The space around the body is organized by the three major axes of the
body, and biased by their relative accessibility. The space of
navigation is constructed out of landmarks and spatial relations among
them; this organization leads to systematic errors in cognitive maps.
Finally, the space of graphics is created by people to represent
elements and relations that are spatial or metaphorically spatial for
a number of ends: to augment memory, to facilitate information
processing, to promote inferences and discoveries.

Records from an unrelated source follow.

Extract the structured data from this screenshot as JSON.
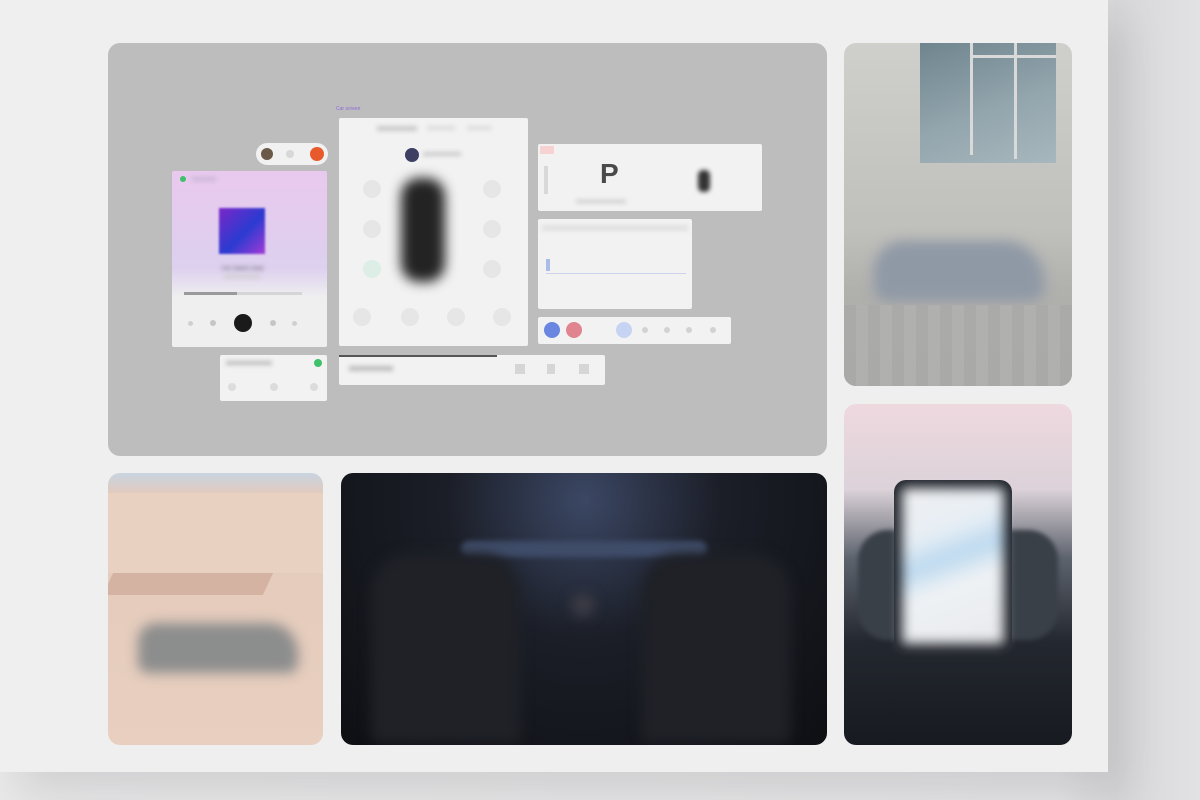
{
  "tiles": {
    "board": {
      "label": "Car screen",
      "music_widget": {
        "track": "The Stand Clear"
      },
      "gear": {
        "value": "P"
      }
    },
    "building": {},
    "desert": {},
    "interior": {},
    "dashboard": {}
  },
  "colors": {
    "board_bg": "#bdbdbd",
    "accent_purple": "#8e6bd6",
    "accent_orange": "#e8592b",
    "accent_green": "#3fc06a",
    "accent_blue": "#6a86e0",
    "accent_pink": "#e0858f"
  }
}
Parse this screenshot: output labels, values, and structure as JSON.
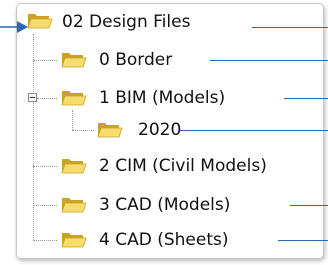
{
  "tree": {
    "items": [
      {
        "label": "02 Design Files",
        "level": 0,
        "icon": "folder-open-icon"
      },
      {
        "label": "0 Border",
        "level": 1,
        "icon": "folder-open-icon"
      },
      {
        "label": "1 BIM (Models)",
        "level": 1,
        "icon": "folder-open-icon",
        "expanded": true
      },
      {
        "label": "2020",
        "level": 2,
        "icon": "folder-open-icon"
      },
      {
        "label": "2 CIM (Civil Models)",
        "level": 1,
        "icon": "folder-open-icon"
      },
      {
        "label": "3 CAD (Models)",
        "level": 1,
        "icon": "folder-open-icon"
      },
      {
        "label": "4 CAD (Sheets)",
        "level": 1,
        "icon": "folder-open-icon"
      }
    ]
  },
  "colors": {
    "folder_light": "#f7dc6f",
    "folder_dark": "#c9a227",
    "tree_line": "#9a9a9a",
    "callout_arrow": "#2f67b1"
  }
}
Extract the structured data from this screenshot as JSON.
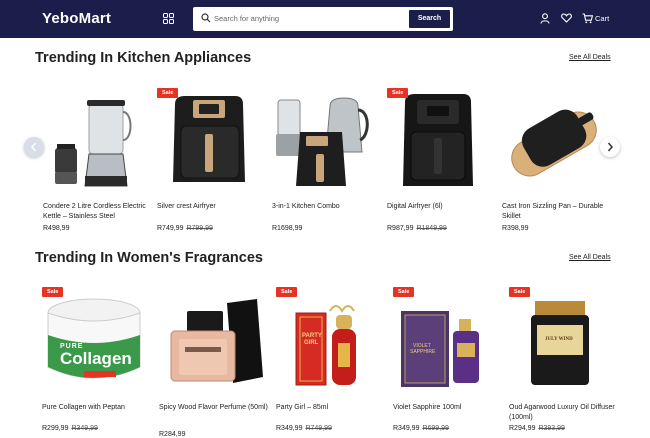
{
  "header": {
    "logo": "YeboMart",
    "search_placeholder": "Search for anything",
    "search_button": "Search",
    "cart_label": "Cart"
  },
  "sections": [
    {
      "title": "Trending In Kitchen Appliances",
      "see_all": "See All Deals",
      "products": [
        {
          "name": "Condere 2 Litre Cordless Electric Kettle – Stainless Steel",
          "price": "R498,99",
          "old_price": "",
          "sale": ""
        },
        {
          "name": "Silver crest Airfryer",
          "price": "R749,99",
          "old_price": "R799,99",
          "sale": "Sale"
        },
        {
          "name": "3-in-1 Kitchen Combo",
          "price": "R1698,99",
          "old_price": "",
          "sale": ""
        },
        {
          "name": "Digital Airfryer (6l)",
          "price": "R987,99",
          "old_price": "R1849,99",
          "sale": "Sale"
        },
        {
          "name": "Cast Iron Sizzling Pan – Durable Skillet",
          "price": "R398,99",
          "old_price": "",
          "sale": ""
        }
      ]
    },
    {
      "title": "Trending In Women's Fragrances",
      "see_all": "See All Deals",
      "products": [
        {
          "name": "Pure Collagen with Peptan",
          "price": "R299,99",
          "old_price": "R349,99",
          "sale": "Sale",
          "image_text": [
            "PURE",
            "Collagen"
          ]
        },
        {
          "name": "Spicy Wood Flavor Perfume (50ml)",
          "price": "R284,99",
          "old_price": "",
          "sale": ""
        },
        {
          "name": "Party Girl – 85ml",
          "price": "R349,99",
          "old_price": "R749,99",
          "sale": "Sale",
          "image_text": [
            "PARTY",
            "GIRL"
          ]
        },
        {
          "name": "Violet Sapphire 100ml",
          "price": "R349,99",
          "old_price": "R699,99",
          "sale": "Sale",
          "image_text": [
            "VIOLET",
            "SAPPHIRE"
          ]
        },
        {
          "name": "Oud Agarwood Luxury Oil Diffuser (100ml)",
          "price": "R294,99",
          "old_price": "R393,99",
          "sale": "Sale",
          "image_text": [
            "JULY WIND"
          ]
        }
      ]
    }
  ],
  "icons": [
    "grid-icon",
    "search-icon",
    "user-icon",
    "heart-icon",
    "cart-icon",
    "chevron-left-icon",
    "chevron-right-icon"
  ],
  "colors": {
    "header_bg": "#1b1e4b",
    "sale_badge": "#e53424"
  }
}
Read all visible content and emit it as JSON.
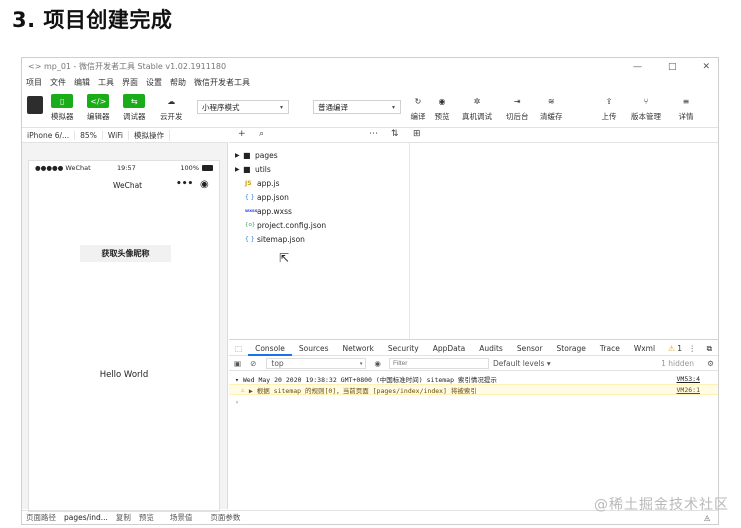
{
  "heading": "3. 项目创建完成",
  "window": {
    "title": "<> mp_01 - 微信开发者工具 Stable v1.02.1911180",
    "controls": [
      "—",
      "□",
      "✕"
    ]
  },
  "menu": [
    "项目",
    "文件",
    "编辑",
    "工具",
    "界面",
    "设置",
    "帮助",
    "微信开发者工具"
  ],
  "toolbar": {
    "simulator": "模拟器",
    "editor": "编辑器",
    "debugger": "调试器",
    "cloud": "云开发",
    "mode_select": "小程序模式",
    "compile_select": "普通编译",
    "compile": "编译",
    "preview": "预览",
    "remote_debug": "真机调试",
    "backstage": "切后台",
    "clear_cache": "清缓存",
    "upload": "上传",
    "version": "版本管理",
    "details": "详情"
  },
  "sim_bar": {
    "device": "iPhone 6/...",
    "zoom": "85%",
    "network": "WiFi",
    "operate": "模拟操作"
  },
  "phone": {
    "carrier": "●●●●● WeChat",
    "time": "19:57",
    "battery": "100%",
    "nav_title": "WeChat",
    "button": "获取头像昵称",
    "hello": "Hello World"
  },
  "tree": [
    {
      "name": "pages",
      "type": "folder",
      "icon": "▸"
    },
    {
      "name": "utils",
      "type": "folder",
      "icon": "▸"
    },
    {
      "name": "app.js",
      "type": "file",
      "icon": "JS"
    },
    {
      "name": "app.json",
      "type": "file",
      "icon": "{ }"
    },
    {
      "name": "app.wxss",
      "type": "file",
      "icon": "wxss"
    },
    {
      "name": "project.config.json",
      "type": "file",
      "icon": "{o}"
    },
    {
      "name": "sitemap.json",
      "type": "file",
      "icon": "{ }"
    }
  ],
  "devtools": {
    "tabs": [
      "Console",
      "Sources",
      "Network",
      "Security",
      "AppData",
      "Audits",
      "Sensor",
      "Storage",
      "Trace",
      "Wxml"
    ],
    "warn_count": "1",
    "context": "top",
    "filter_placeholder": "Filter",
    "levels": "Default levels ▾",
    "hidden": "1 hidden",
    "log_line": "▾ Wed May 20 2020 19:38:32 GMT+0800 (中国标准时间) sitemap 索引情况提示",
    "log_src": "VM53:4",
    "warn_line": "▶  根据 sitemap 的规则[0]，当前页面 [pages/index/index] 将被索引",
    "warn_src": "VM26:1",
    "prompt": "›"
  },
  "bottom": {
    "path_label": "页面路径",
    "path": "pages/ind...",
    "copy": "复制",
    "preview": "预览",
    "scene": "场景值",
    "params": "页面参数"
  },
  "watermark": "@稀土掘金技术社区"
}
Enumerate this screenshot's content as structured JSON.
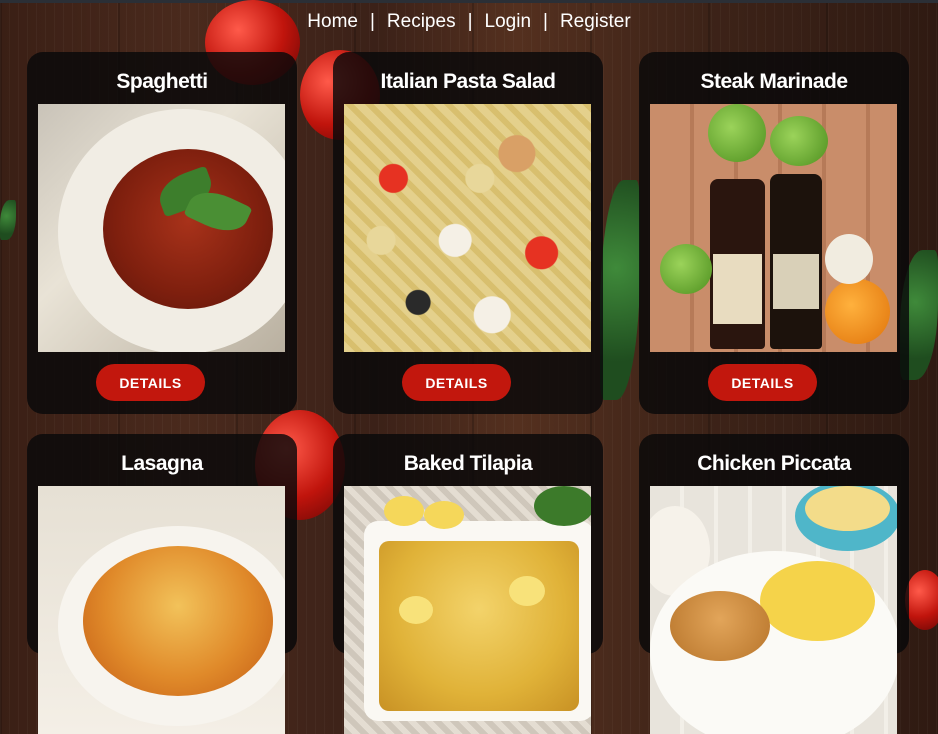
{
  "nav": {
    "items": [
      "Home",
      "Recipes",
      "Login",
      "Register"
    ],
    "separator": "|"
  },
  "recipes": [
    {
      "title": "Spaghetti",
      "button": "DETAILS"
    },
    {
      "title": "Italian Pasta Salad",
      "button": "DETAILS"
    },
    {
      "title": "Steak Marinade",
      "button": "DETAILS"
    },
    {
      "title": "Lasagna"
    },
    {
      "title": "Baked Tilapia"
    },
    {
      "title": "Chicken Piccata"
    }
  ],
  "colors": {
    "button": "#c2170d",
    "card": "#08080a",
    "text": "#ffffff"
  }
}
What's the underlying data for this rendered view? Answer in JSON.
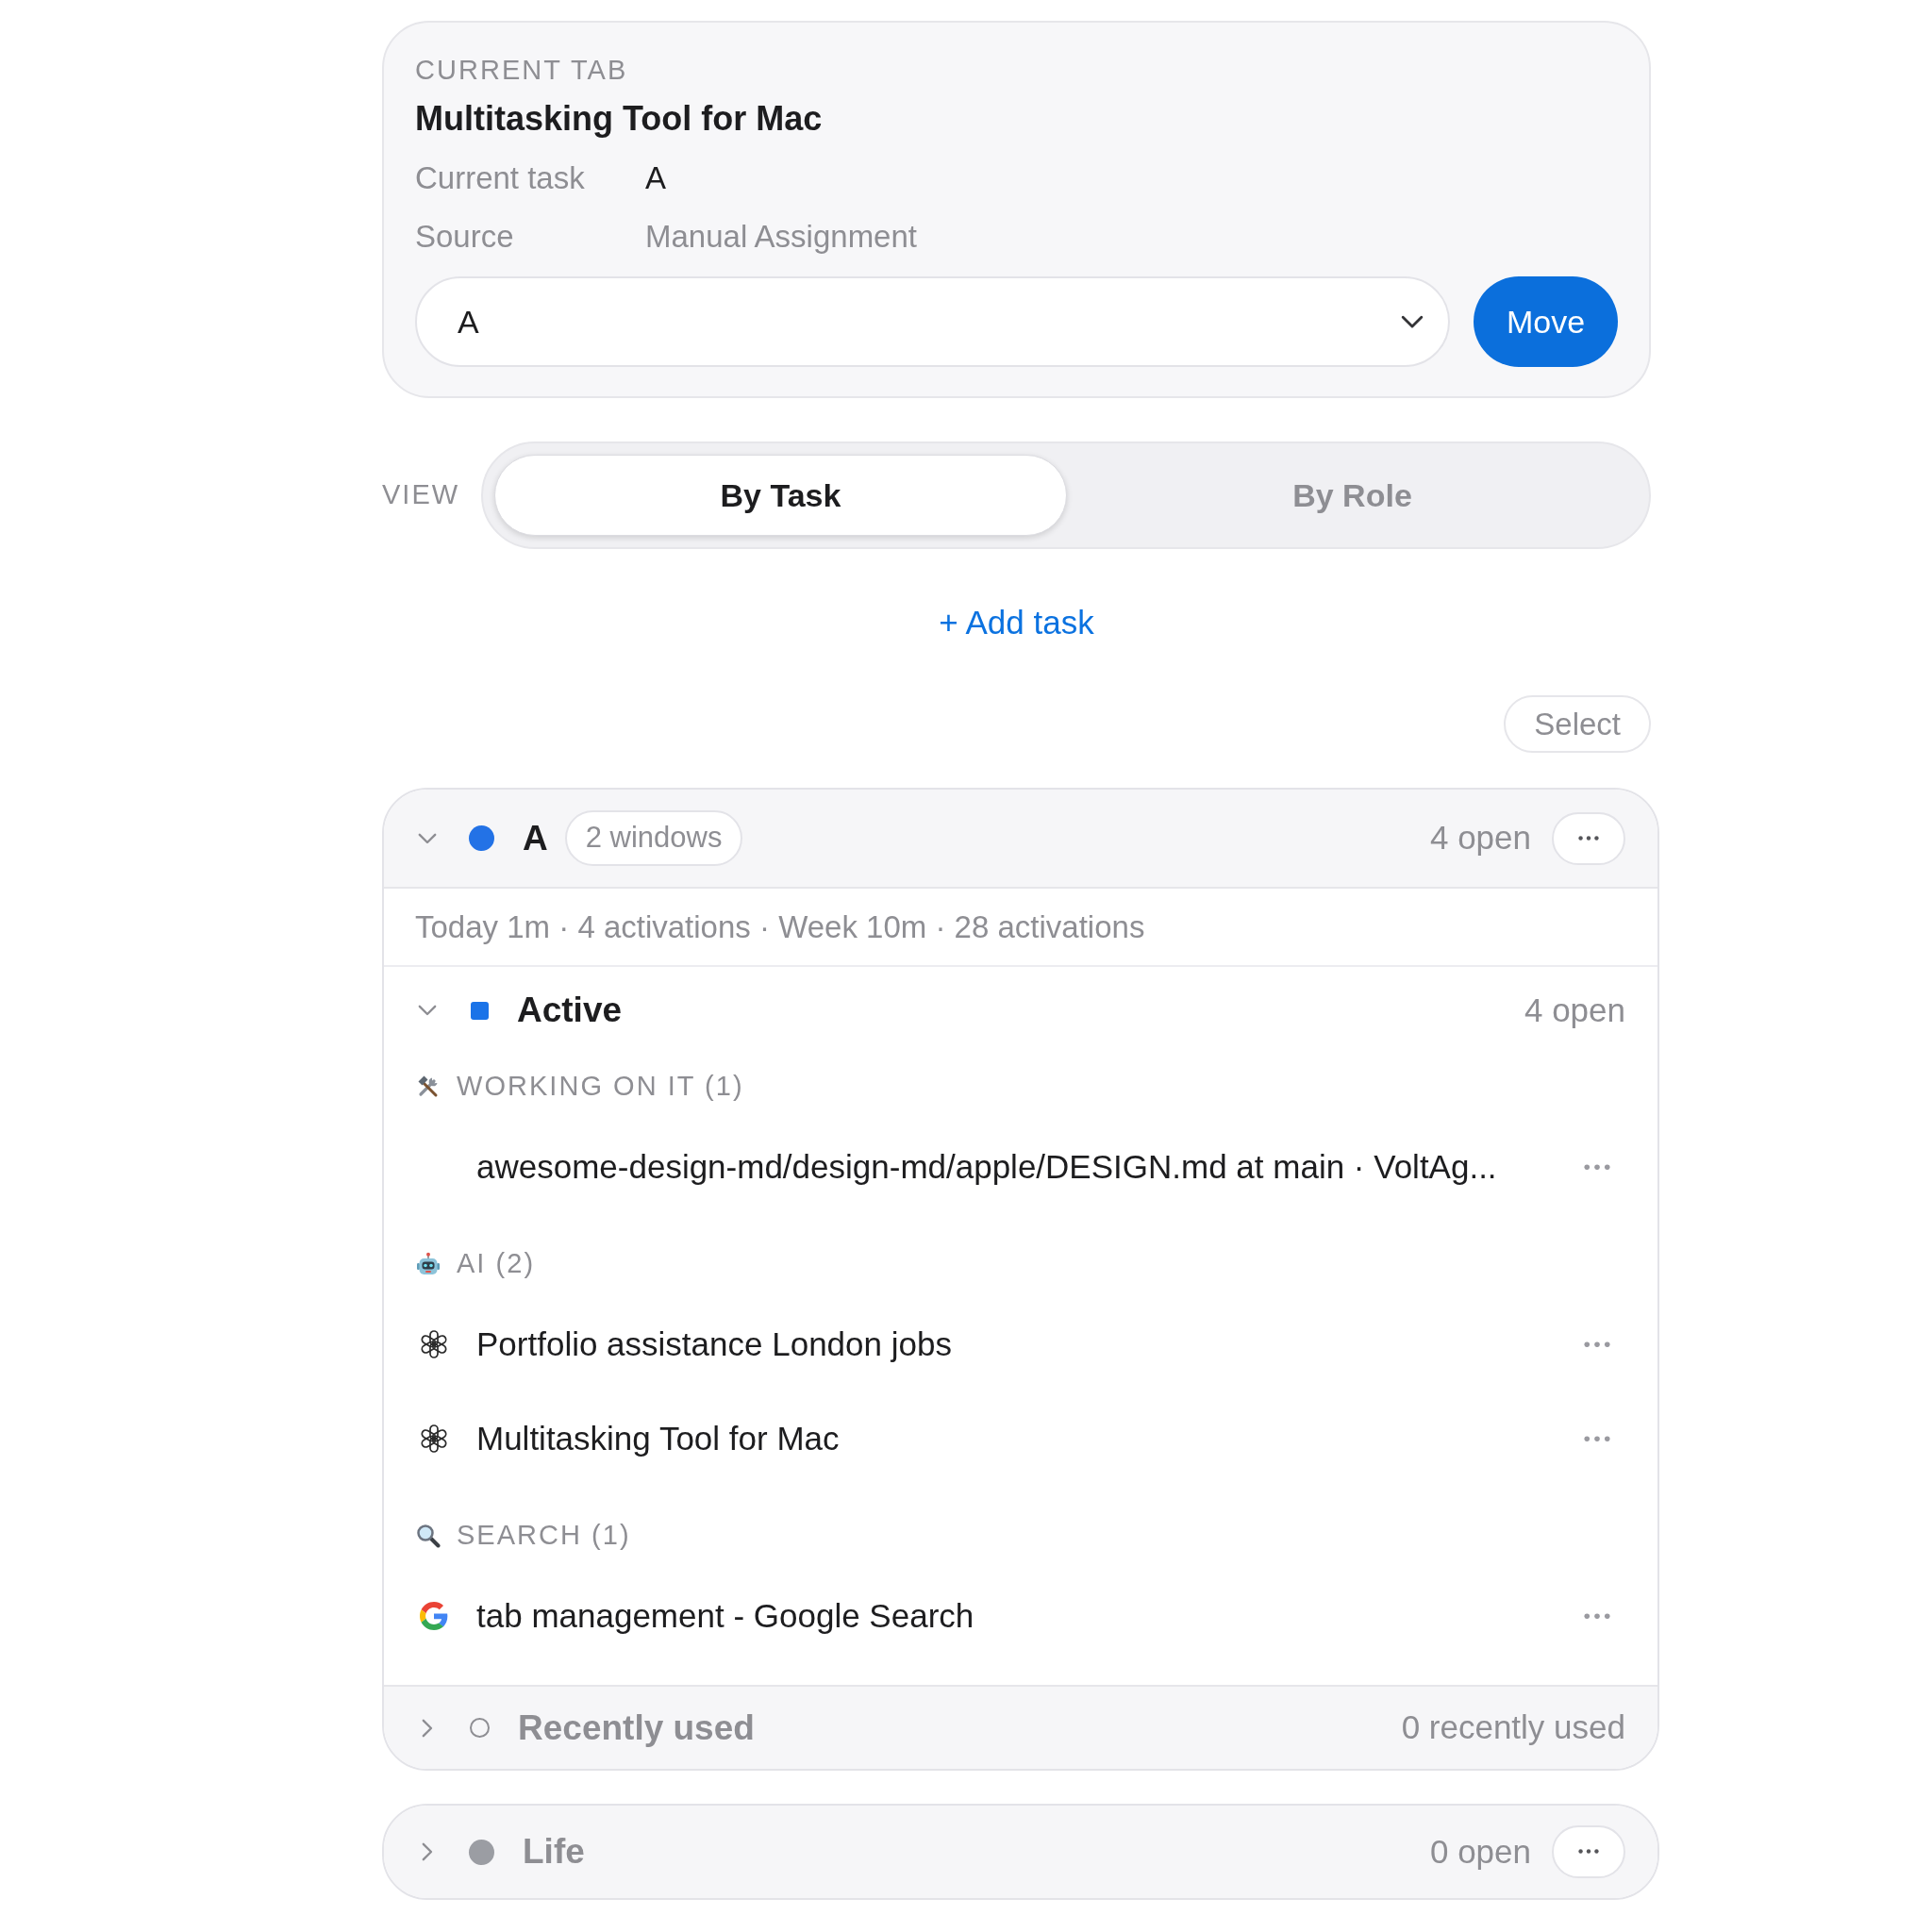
{
  "current_tab": {
    "heading": "CURRENT TAB",
    "title": "Multitasking Tool for Mac",
    "fields": [
      {
        "label": "Current task",
        "value": "A",
        "kind": "primary"
      },
      {
        "label": "Source",
        "value": "Manual Assignment",
        "kind": "secondary"
      }
    ],
    "task_select": {
      "value": "A"
    },
    "move_button": "Move"
  },
  "view": {
    "label": "VIEW",
    "tabs": [
      {
        "label": "By Task",
        "selected": true
      },
      {
        "label": "By Role",
        "selected": false
      }
    ]
  },
  "add_task": "+ Add task",
  "select_button": "Select",
  "tasks": [
    {
      "name": "A",
      "color": "#2372e6",
      "expanded": true,
      "windows": "2 windows",
      "open_count": "4 open",
      "stats": "Today 1m · 4 activations · Week 10m · 28 activations",
      "sections": [
        {
          "name": "Active",
          "kind": "active",
          "expanded": true,
          "count": "4 open",
          "groups": [
            {
              "label": "WORKING ON IT (1)",
              "kind": "working",
              "items": [
                {
                  "title": "awesome-design-md/design-md/apple/DESIGN.md at main · VoltAg...",
                  "kind": "plain"
                }
              ]
            },
            {
              "label": "AI (2)",
              "kind": "ai",
              "items": [
                {
                  "title": "Portfolio assistance London jobs",
                  "kind": "chat"
                },
                {
                  "title": "Multitasking Tool for Mac",
                  "kind": "chat"
                }
              ]
            },
            {
              "label": "SEARCH (1)",
              "kind": "search",
              "items": [
                {
                  "title": "tab management - Google Search",
                  "kind": "search"
                }
              ]
            }
          ]
        },
        {
          "name": "Recently used",
          "kind": "recent",
          "expanded": false,
          "count": "0 recently used"
        }
      ]
    },
    {
      "name": "Life",
      "color": "#9b9da3",
      "expanded": false,
      "open_count": "0 open"
    }
  ]
}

About the Speaker: Barbara Tversky studied cognitive psychology at the
University of Michigan and taught at Hebrew University in Jerusalem
before joining Stanford. Her general interests are in spatial
thinking and language, memory, event cognitive and perception, with
specific interests in spatial mental models, cognitive maps, spatial
and temporal descriptions, event perception, event narratives, graphic
interfaces, diagrammatic reasoning, visual and verbal explanations,
visual narratives, design, cognitive design principles,
cross-linguistic comparisons.
____________
CS547: HUMAN-COMPUTER INTERACTION SEMINAR
on Friday, 30 January 2004, 12:30-2:00pm
Gates B03
http://www-pcd.stanford.edu/cs547/
"Talking phones:
a cultural analysis of an information and communication technology"
Genevieve Bell
Intel Research
In June of 2002, Malaysian news-stands carried the latest issue of
"Mobile Stuff" -- a magazine geared toward Malaysia's growing
population of mobile phone subscribers. On the cover, two young Malay
men in clothing that suggests more LA hood and less KL suburbs, hold
out their mobile phones to the camera beneath the banner headline
"Real Men Use SMS." Six months later, billboards in Shanghai carried
the image of a woman's shapely calves and ankles, bound with black
patent leather ankle straps; positioned beneath one strap is her
mobile phone. Beyond their utility as a technology of information
exchange, mobile phones it appears have inserted themselves into the
cultural fabric of societies across the world. Using comparative
cases from Asia, this talk explores how mobile phones, and their
various accouterments, have become key symbolic markers of
identities. I argue that mobile phones, rather than facilitating an
idealized universal communication, actually contribute to the
re-inscription of local particularity and cultural difference as
dimensions of a larger political economy of value. Making sense of the
different ways that cell phones are articulating with daily life
provides an important perspective on the ways in which cultural
patterns affect technology use.
About the Speaker: Genevieve Bell is a Senior Researcher within Intel
Corporation's Intel Research. She is currently running a 2 year
research project focused on gaining a better understanding of the
daily life of Asia's urban middle classes, with an emphasis on the
role of new information and communication technologies. To date, she
has conducted fieldwork in India, Malaysia, Singapore, Indonesia,
China and South Korea. Since joining Intel in 1998, Bell has conducted
ethnographic research in a variety of consumer spaces, including
malls, retail districts, and museums, as well as within a range of
different American households. Bell has also conducted significant
research beyond the US, including a five-country, strategically
situated, ethnographic study of European domestic spaces. Prior to
joining Intel, Bell taught anthropology and Native American Studies at
Stanford University. Bell received her BA/MA in anthropology from Bryn
Mawr College in Pennsylvania. She earned a PhD in cultural
anthropology from Stanford University in 1998.